Marek Domaracky (CERN)
In recent times, we have witnessed an explosion of video initiatives in the industry worldwide. Several advancements in video technology are currently improving the way we interact and collaborate. These advancements are forcing tendencies and overall experiences: any device in any network can be used to collaborate, in most cases with an overall high quality. To cope with this technology progresses, CERN IT Department has taken the leading role to establish strategies and directions to improve the user experience in remote dispersed meetings and remote collaboration at large in the worldwide LHC communities. Due to the high rate of dispersion in the LHC user communities, these are critically dependent of videoconferencing technology, with a need of robustness and high quality for the best possible user experience.
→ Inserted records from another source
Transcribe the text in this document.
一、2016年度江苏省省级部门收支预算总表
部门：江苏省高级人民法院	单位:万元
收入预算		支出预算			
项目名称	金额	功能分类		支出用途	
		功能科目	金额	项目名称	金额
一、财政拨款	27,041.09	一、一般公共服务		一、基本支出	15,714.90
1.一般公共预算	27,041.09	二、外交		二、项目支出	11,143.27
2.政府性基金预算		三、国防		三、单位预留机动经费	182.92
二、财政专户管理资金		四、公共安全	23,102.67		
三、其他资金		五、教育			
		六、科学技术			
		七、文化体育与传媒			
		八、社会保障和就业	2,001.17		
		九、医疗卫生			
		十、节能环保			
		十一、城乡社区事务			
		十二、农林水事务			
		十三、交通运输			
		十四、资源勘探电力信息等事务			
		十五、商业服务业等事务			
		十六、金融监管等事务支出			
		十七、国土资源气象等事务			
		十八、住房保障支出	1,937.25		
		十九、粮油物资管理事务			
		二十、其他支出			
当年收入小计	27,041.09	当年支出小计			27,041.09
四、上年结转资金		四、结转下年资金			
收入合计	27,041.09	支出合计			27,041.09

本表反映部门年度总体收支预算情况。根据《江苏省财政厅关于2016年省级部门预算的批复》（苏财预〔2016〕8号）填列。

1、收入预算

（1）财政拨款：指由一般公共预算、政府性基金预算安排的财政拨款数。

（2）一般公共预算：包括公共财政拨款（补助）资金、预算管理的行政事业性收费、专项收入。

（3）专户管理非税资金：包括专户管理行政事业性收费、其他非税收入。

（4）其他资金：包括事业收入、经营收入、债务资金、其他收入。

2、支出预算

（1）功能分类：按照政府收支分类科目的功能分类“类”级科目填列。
We will present an analysis of the factors that influenced the technical and strategic choices to improve the reliability, efficiency and overall quality of the LHC remote sessions. In particular, we are going to describe how the new videoconferencing service offered by CERN IT, based on Vidyo technology suits these requirements. During a vidyoconference, Vidyo’s core technology continuously monitors the performance of the underlying network and the capabilities of each endpoint device, in order to adapt video streams in real time and optimize video communication. This results in offering telepresence-quality videoconferencing over the commercial Internet and at the same time, in providing a robust platform to make video communications universally available on any device ranging from traditional videoconferencing room systems, to multiplatform PCs, the latest smartphones and tablets PCs, over any network. The infrastructure deployed to offer this new service, its integration in the specific CERN environment will be presented as well as recent use cases.
A status update about the current videoconferencing technology and services offered by CERN IT to the LHC community, in particular the new Vidyo service.